All contracts were subject to survey anyway and commission calculated against the correct list price; if accepted, the salesmen would get £25 for MATCH and £50 for PAR. The managers would receive a lower ‘override commission’ on these sales.

The sales rolled in. Some of our best salesmen refused to participate, as they thought it was against the culture and ethos of the company (I agreed, but was still in survival mode). Nevertheless, we had a record month.

The contracts were fitted and we waited to see the result in the management accounts (now produced brilliantly, in-house, by our own man, usually by the end of the third week following the month being reported). It was a disaster – we had been busy fools. We had barely broken even.

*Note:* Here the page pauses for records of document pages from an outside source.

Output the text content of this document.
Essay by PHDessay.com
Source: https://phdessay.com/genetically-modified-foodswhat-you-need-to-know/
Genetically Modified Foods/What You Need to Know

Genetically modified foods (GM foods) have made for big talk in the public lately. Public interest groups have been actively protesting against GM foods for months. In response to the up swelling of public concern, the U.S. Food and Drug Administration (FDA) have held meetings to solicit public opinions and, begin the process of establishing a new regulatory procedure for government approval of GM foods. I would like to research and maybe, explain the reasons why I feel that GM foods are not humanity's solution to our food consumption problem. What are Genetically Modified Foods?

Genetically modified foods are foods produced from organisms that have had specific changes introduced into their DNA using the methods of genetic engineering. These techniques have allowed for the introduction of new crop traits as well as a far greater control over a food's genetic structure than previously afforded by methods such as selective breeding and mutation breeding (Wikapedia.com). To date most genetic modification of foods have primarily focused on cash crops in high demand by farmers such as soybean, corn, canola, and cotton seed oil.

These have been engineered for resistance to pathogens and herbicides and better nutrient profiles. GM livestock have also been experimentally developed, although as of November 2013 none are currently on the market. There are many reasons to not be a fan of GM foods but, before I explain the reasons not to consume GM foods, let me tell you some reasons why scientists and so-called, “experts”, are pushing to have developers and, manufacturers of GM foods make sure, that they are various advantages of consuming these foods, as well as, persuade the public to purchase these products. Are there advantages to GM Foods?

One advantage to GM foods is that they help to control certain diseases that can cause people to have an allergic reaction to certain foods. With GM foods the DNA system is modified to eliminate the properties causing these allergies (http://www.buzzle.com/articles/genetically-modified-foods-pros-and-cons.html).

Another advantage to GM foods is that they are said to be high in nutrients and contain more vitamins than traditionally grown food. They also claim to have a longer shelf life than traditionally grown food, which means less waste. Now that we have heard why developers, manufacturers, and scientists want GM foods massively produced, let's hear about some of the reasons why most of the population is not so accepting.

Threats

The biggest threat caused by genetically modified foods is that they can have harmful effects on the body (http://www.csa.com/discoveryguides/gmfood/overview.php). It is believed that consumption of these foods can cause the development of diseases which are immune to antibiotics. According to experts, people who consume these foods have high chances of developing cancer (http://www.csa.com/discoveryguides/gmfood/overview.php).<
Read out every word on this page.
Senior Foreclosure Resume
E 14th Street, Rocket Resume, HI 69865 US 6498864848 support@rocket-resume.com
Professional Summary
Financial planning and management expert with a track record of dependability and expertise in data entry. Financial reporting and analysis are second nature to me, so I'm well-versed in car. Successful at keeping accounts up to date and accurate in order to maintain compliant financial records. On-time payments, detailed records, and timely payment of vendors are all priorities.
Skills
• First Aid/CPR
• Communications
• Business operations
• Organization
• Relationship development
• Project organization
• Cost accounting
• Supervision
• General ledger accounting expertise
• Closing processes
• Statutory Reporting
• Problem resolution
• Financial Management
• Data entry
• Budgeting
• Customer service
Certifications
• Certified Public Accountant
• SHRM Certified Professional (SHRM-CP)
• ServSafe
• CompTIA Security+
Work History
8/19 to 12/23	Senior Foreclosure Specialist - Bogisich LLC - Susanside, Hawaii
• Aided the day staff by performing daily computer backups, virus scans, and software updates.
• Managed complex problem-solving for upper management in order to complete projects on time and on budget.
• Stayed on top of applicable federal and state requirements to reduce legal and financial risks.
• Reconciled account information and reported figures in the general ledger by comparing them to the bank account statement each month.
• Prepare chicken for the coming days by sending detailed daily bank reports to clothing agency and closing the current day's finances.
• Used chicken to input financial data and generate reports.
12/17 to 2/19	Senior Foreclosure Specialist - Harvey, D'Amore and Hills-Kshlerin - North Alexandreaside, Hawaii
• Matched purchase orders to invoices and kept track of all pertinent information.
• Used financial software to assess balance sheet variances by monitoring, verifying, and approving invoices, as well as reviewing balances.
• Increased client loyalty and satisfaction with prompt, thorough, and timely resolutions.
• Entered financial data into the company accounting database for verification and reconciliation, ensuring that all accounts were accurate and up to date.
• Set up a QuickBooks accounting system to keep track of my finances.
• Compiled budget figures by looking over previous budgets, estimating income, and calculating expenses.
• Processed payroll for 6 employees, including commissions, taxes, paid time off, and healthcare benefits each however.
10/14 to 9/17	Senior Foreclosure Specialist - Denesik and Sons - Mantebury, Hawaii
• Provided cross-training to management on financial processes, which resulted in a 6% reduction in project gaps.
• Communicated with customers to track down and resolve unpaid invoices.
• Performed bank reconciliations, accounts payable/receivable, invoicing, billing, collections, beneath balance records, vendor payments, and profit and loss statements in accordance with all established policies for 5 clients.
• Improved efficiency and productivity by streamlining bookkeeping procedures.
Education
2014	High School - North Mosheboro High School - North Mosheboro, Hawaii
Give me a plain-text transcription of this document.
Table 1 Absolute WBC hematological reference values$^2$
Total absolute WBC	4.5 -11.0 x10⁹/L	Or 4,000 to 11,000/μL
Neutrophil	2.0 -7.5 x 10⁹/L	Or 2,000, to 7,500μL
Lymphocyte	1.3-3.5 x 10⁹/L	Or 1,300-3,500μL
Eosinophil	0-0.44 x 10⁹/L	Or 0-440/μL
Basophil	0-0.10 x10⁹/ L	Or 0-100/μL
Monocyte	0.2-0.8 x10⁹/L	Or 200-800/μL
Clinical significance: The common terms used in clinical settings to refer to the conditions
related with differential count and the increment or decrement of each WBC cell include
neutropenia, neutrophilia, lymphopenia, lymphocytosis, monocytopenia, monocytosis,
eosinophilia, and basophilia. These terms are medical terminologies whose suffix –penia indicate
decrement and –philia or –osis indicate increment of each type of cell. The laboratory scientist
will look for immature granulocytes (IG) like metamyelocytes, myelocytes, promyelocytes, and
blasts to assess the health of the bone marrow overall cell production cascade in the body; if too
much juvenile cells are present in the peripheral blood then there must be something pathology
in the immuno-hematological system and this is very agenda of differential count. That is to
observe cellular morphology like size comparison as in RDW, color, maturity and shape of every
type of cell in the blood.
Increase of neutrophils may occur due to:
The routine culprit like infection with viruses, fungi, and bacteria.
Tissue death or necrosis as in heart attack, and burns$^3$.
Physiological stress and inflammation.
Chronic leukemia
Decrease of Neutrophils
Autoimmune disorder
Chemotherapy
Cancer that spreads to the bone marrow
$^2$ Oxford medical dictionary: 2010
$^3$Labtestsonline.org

I didn’t believe the result myself this time. I made the accountant pull every single file for every single job fitted in the month and prove the costs accredited. (The product cost on the P&L had risen significantly, but was always calculated in total thus: opening stock plus purchases minus closing stock = total product costs). Each invoice for each job eventually ended up in a unique customer contract file; in fact all associated costs were put in the same file.

There were 200 files for the month; the exercise was undertaken and the figure was proved – it was still a disaster. The reason also became clear. As previously stated, our target margin allowed for an average 15% discount at the average order value.

With this campaign, our average order value had increased by the amount needed to trigger the 25% discount band much more frequently, and where our margins were already at their slimmest. We had given the business away; we had also ruined quite a number of our salesmen who weren’t able to sell at our ‘proper’ prices anymore, and had gotten used to order taking as a result of being the cheapest. Our best salesmen, who hadn’t participated, were smug indeed and justifiably so.

INSIGHT 105:- If you are going to compete on price alone, you better make sure you are the cheapest, and you better make sure there is a financial i.e. profitable reason for doing it.